Ellavie Ichlasa Amalia    •    Rabu, 18 Jan 2017 11:35 WIB
qualcomm
Dituduh Lakukan Monopoli, Qualcomm Kena Tuntut
Qualcomm dituntut oleh FTC atas tuduhan monopoli. (Ethan Miller/Getty Images/AFP)

Metrotvnews.com: Qualcomm memaksa Apple untuk menggunakan chip buatannya secara eksklusif sebagai ganti dari biaya lisensi yang lebih murah, menurut tuntutan terhadap Qualcomm. Tindakan ini dianggap menyudutkan pesaing dan merusak kompetisi. 

Tuntutan ini, yang dimasukkan ke pengadilan oleh Komisi Dagang Federal (FTC), menuduh Qualcomm, perusahaan pembuat prosesor smartphone terbesar, telah melakukan monopoli di pasar smartphone dengan tidak memberikan chip pada produsen smartphone yang tidak memiliki lisensi.

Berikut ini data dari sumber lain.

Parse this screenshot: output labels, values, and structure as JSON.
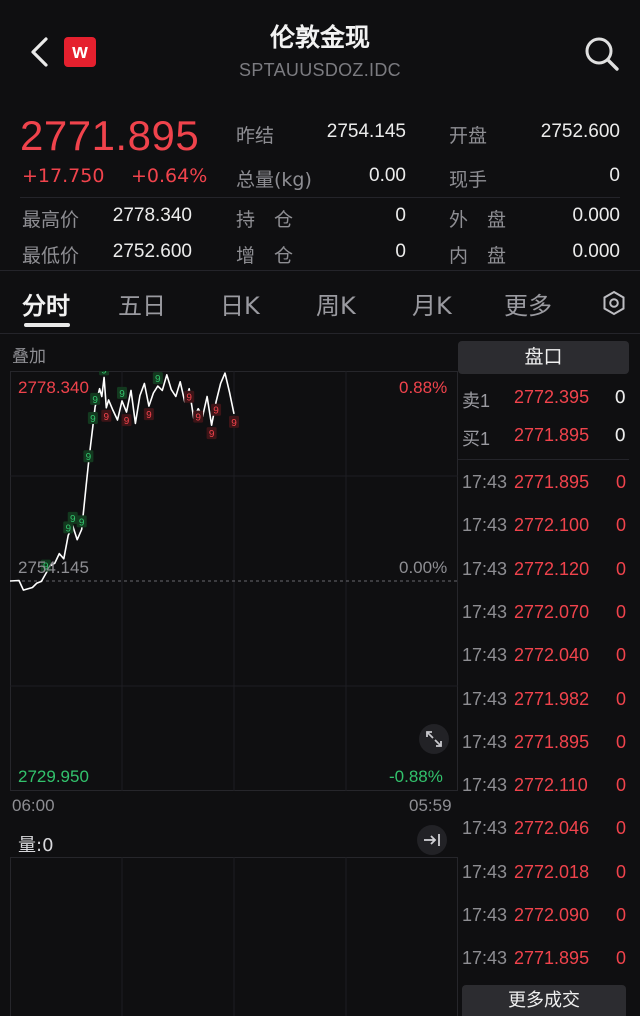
{
  "header": {
    "title": "伦敦金现",
    "subtitle": "SPTAUUSDOZ.IDC",
    "logo_letter": "w"
  },
  "quote": {
    "price": "2771.895",
    "change": "+17.750",
    "change_pct": "+0.64%",
    "prev_close_label": "昨结",
    "prev_close": "2754.145",
    "open_label": "开盘",
    "open": "2752.600",
    "total_vol_label": "总量(kg)",
    "total_vol": "0.00",
    "current_hand_label": "现手",
    "current_hand": "0",
    "high_label": "最高价",
    "high": "2778.340",
    "low_label": "最低价",
    "low": "2752.600",
    "hold_label": "持　仓",
    "hold": "0",
    "add_label": "增　仓",
    "add": "0",
    "outer_label": "外　盘",
    "outer": "0.000",
    "inner_label": "内　盘",
    "inner": "0.000"
  },
  "tabs": [
    "分时",
    "五日",
    "日K",
    "周K",
    "月K",
    "更多"
  ],
  "chart": {
    "overlay_label": "叠加",
    "top_price": "2778.340",
    "mid_price": "2754.145",
    "bottom_price": "2729.950",
    "top_pct": "0.88%",
    "mid_pct": "0.00%",
    "bottom_pct": "-0.88%",
    "time_start": "06:00",
    "time_end": "05:59",
    "volume_label": "量:0",
    "marker_glyph": "9"
  },
  "chart_data": {
    "type": "line",
    "x_range": [
      "06:00",
      "05:59"
    ],
    "ylim": [
      2729.95,
      2778.34
    ],
    "reference": 2754.145,
    "x_fraction": [
      0,
      0.02,
      0.03,
      0.05,
      0.06,
      0.07,
      0.08,
      0.09,
      0.1,
      0.11,
      0.12,
      0.13,
      0.14,
      0.15,
      0.16,
      0.17,
      0.175,
      0.18,
      0.185,
      0.19,
      0.2,
      0.205,
      0.21,
      0.215,
      0.22,
      0.23,
      0.24,
      0.25,
      0.26,
      0.27,
      0.28,
      0.29,
      0.3,
      0.31,
      0.32,
      0.33,
      0.34,
      0.35,
      0.36,
      0.37,
      0.38,
      0.39,
      0.4,
      0.41,
      0.42,
      0.43,
      0.44,
      0.45,
      0.46,
      0.47,
      0.48,
      0.49,
      0.5
    ],
    "values": [
      2754.15,
      2754.2,
      2753.1,
      2753.4,
      2753.9,
      2754.1,
      2755.0,
      2755.9,
      2756.2,
      2757.3,
      2756.7,
      2759.4,
      2760.5,
      2758.9,
      2760.1,
      2765.2,
      2767.6,
      2769.8,
      2772.0,
      2774.2,
      2776.3,
      2775.4,
      2777.6,
      2774.1,
      2775.0,
      2773.8,
      2772.7,
      2774.9,
      2773.6,
      2776.1,
      2772.3,
      2775.5,
      2776.9,
      2774.3,
      2775.8,
      2776.6,
      2776.1,
      2777.9,
      2776.2,
      2775.4,
      2777.1,
      2774.8,
      2776.3,
      2772.9,
      2774.0,
      2773.1,
      2775.4,
      2772.1,
      2774.8,
      2776.9,
      2778.1,
      2775.9,
      2773.4
    ]
  },
  "right_panel": {
    "pankou_label": "盘口",
    "sell1_label": "卖1",
    "sell1_price": "2772.395",
    "sell1_vol": "0",
    "buy1_label": "买1",
    "buy1_price": "2771.895",
    "buy1_vol": "0",
    "ticks": [
      {
        "time": "17:43",
        "price": "2771.895",
        "vol": "0"
      },
      {
        "time": "17:43",
        "price": "2772.100",
        "vol": "0"
      },
      {
        "time": "17:43",
        "price": "2772.120",
        "vol": "0"
      },
      {
        "time": "17:43",
        "price": "2772.070",
        "vol": "0"
      },
      {
        "time": "17:43",
        "price": "2772.040",
        "vol": "0"
      },
      {
        "time": "17:43",
        "price": "2771.982",
        "vol": "0"
      },
      {
        "time": "17:43",
        "price": "2771.895",
        "vol": "0"
      },
      {
        "time": "17:43",
        "price": "2772.110",
        "vol": "0"
      },
      {
        "time": "17:43",
        "price": "2772.046",
        "vol": "0"
      },
      {
        "time": "17:43",
        "price": "2772.018",
        "vol": "0"
      },
      {
        "time": "17:43",
        "price": "2772.090",
        "vol": "0"
      },
      {
        "time": "17:43",
        "price": "2771.895",
        "vol": "0"
      }
    ],
    "more_trades_label": "更多成交"
  },
  "colors": {
    "up": "#f0434c",
    "down": "#32c26c",
    "background": "#0f0f11",
    "line": "#ffffff",
    "grid": "#26262b"
  }
}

Peraturan itu memaksakan model lisensi paten untuk mendapatkan royalti besar dari pembuat smartphone dan melemahkan persaingan, kata FTC.

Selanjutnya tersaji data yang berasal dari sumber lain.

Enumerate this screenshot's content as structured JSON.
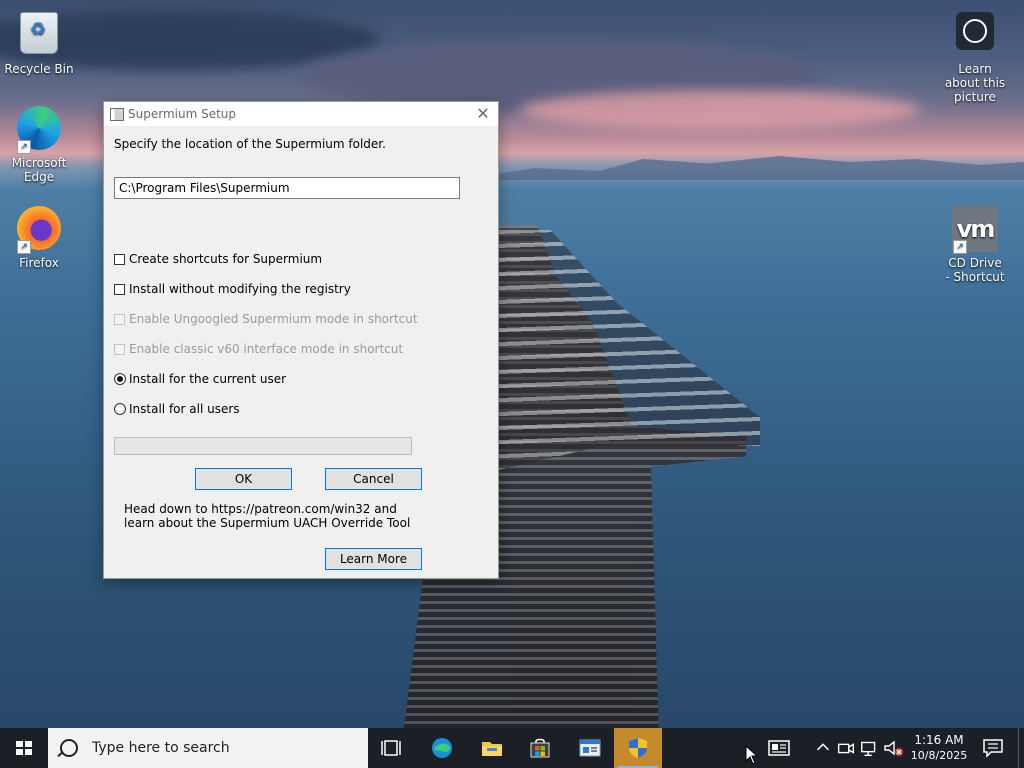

"Qualcomm sadar bahwa pesaing yang memenangkan kontrak dengan Apple akan menjadi lebih kuat dan menggunakan eksklusifitas untuk mencegah Apple bekerja sama dengan yang lain dan meningkatkan efektivitas pesaing Qualcomm," ujar FTC dalam pernyataan resmi, seperti yang dikutip dari CNET.

Tuntutan ini merupakan salah satu tuntutan terhadap Qualcomm atas dugaan pelanggaran peraturan antitrust. Bulan lalu, Komisi Keadilan Dagang Korea Selatan memberikan denda USD850 juta (Rp11,3 triliun) pada Qualcomm karena menggunakan "model bisnis yang tak adil" dan menciptakan monopoli.

Pada bulan Februari, Tiongkok memberikan denda pada Qualcomm sebesar hampir USD1 miliar (Rp13,3 triliun) sebagai bagian dari penyelidikan antimonopoli terhadap perusahaan tersebut. 

FTC berkata, paten milik Qualcomm merupakan paten standar-esensial, yang berarti teknologi tersebut sangat penting dalam sebuah industri dan harus dilisensikan pada pesaing. Namun, dalam tuntutannya, FTC menuduh Qualcomm menolak untuk memberikan beberapa lisensi standar-esensial mereka pada pesaing mereka. 

Sementara itu, Qualcomm berkata, tuntutan FTC memiliki dasar "teori hukum yang tidak sempurna."

"Qualcomm tidak akan pernah menahan atau mengancam akan menahan pasokan chip untuk mendapatkan persetujuan terhadap kondisi lisensi yang tidak adil atau tak masuk akal," kata Qualcomm dalam pernyataan resmi.

"Tuduhan FTC bahwa kami melakukan hal ini -- yang merupakan fokus tuduhan mereka -- adalah salah."

Ketika diminta untuk berkomentar tentang hal ini, Apple tidak menjawab. Sementara itu, saham Qualcomm jatuh 4 persen setelah muncul berita tuntutan ini.